In other words, Wright’s Running Man is more cerebral than explosive. Instead of a blood-sport arena, the story unfolds across a fractured America where the gap between the wealthy elite and the exploited poor has become an unbridgeable chasm. The entertainment value this time isn’t in the physical hunt, but in how the Network manipulates perception by broadcasting propaganda as truth. This approach, while ambitious, means the film lacks the kinetic energy fans might expect. The tension is there, but it’s quieter, driven more by ideology than by spectacle.

That’s especially apparent in how often Wright interrupts the momentum to show Ben Richards recording messages for “The Running Man” (a requirement by the show). Additionally, the film has modernized clips that mimic YouTube commentary, which serves as exposition. They’re smart in concept, but they also disrupt the film’s rhythm. Each cutaway halts the flow just as the story builds steam, creating a stop-start pacing that might frustrate those hoping for the relentless chase promised by the title.


The Running Man trades spectacle for substance, delivering a sharp, timely adaptation truer to Stephen King’s original vision.


Still, Wright’s thematic accuracy deserves credit. The film doesn’t just adapt King’s warnings about state control and mass media but amplifies them. The messaging is blunt, at times almost too on-the-nose, but undeniably potent. It’s an unsettling mirror of modern society, and Wright refuses to let the audience look away. The film’s stylistic flourishes drive home the idea that everyone’s watching, and everyone’s complicit.

The real MVP, though, is Glen Powell. As Ben Richards, Powell sidesteps the hardened hero archetype and instead delivers a grounded, emotionally resonant performance. His natural charm softens the character’s edges, making him easy to root for and genuinely sympathetic. You feel his exhaustion, his moral clarity, and his desperate will to survive — not just for himself, but for a world that’s long stopped caring. Where Schwarzenegger’s Ben was a one-man revolution, Powell’s is just a man trying to tell the truth in a system built to erase it.

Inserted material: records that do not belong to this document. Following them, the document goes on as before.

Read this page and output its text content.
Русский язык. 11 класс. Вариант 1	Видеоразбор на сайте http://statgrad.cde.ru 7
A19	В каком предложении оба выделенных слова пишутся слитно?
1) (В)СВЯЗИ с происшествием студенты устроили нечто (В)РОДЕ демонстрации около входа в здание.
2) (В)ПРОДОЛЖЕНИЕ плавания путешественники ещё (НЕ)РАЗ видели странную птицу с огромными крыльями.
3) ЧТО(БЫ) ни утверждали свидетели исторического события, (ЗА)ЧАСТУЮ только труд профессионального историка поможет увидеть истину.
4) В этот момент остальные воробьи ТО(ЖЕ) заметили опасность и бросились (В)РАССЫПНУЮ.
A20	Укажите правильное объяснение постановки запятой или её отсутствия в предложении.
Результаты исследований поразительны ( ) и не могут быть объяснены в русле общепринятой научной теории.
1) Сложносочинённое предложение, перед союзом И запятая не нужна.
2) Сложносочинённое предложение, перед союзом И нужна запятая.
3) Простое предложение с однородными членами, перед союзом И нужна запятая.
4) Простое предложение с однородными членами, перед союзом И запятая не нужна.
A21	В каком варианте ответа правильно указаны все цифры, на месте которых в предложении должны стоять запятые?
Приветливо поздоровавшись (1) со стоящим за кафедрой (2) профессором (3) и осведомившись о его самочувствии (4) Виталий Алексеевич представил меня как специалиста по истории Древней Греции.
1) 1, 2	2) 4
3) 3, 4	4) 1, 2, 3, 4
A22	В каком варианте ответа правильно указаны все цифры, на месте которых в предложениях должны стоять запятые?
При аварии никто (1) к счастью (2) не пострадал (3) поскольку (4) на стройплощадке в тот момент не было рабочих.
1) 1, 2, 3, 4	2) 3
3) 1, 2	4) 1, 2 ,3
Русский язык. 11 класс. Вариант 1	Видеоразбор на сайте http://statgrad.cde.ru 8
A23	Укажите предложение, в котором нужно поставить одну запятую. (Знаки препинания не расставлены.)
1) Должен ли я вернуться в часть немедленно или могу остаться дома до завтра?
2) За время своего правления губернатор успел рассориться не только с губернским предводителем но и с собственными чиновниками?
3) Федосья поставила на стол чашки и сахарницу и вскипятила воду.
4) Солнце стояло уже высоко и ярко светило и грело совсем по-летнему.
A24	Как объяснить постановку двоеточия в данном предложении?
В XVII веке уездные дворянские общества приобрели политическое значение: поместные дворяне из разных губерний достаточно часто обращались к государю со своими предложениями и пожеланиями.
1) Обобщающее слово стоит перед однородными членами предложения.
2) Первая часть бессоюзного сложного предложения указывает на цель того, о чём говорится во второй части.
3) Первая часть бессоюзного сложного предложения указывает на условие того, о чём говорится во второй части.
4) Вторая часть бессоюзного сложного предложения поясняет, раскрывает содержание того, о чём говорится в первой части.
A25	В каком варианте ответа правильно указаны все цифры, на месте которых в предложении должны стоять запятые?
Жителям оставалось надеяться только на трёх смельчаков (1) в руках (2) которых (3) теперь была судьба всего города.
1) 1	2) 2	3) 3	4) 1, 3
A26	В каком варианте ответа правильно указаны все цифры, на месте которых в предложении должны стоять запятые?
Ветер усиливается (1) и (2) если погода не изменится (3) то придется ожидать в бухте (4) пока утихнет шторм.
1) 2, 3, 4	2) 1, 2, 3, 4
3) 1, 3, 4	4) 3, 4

Overall, The Running Man may not be the thrill ride some expect. Still, it’s a sharp, sobering reflection on how entertainment, propaganda, and surveillance have blurred into the same feed. It trades spectacle for substance, muscle for message. Now, although that might leave adrenaline junkies wanting, it gives King’s original vision the relevance it’s always deserved.

Rating: 3/5 atoms

The Running Man hits theaters on November 14th.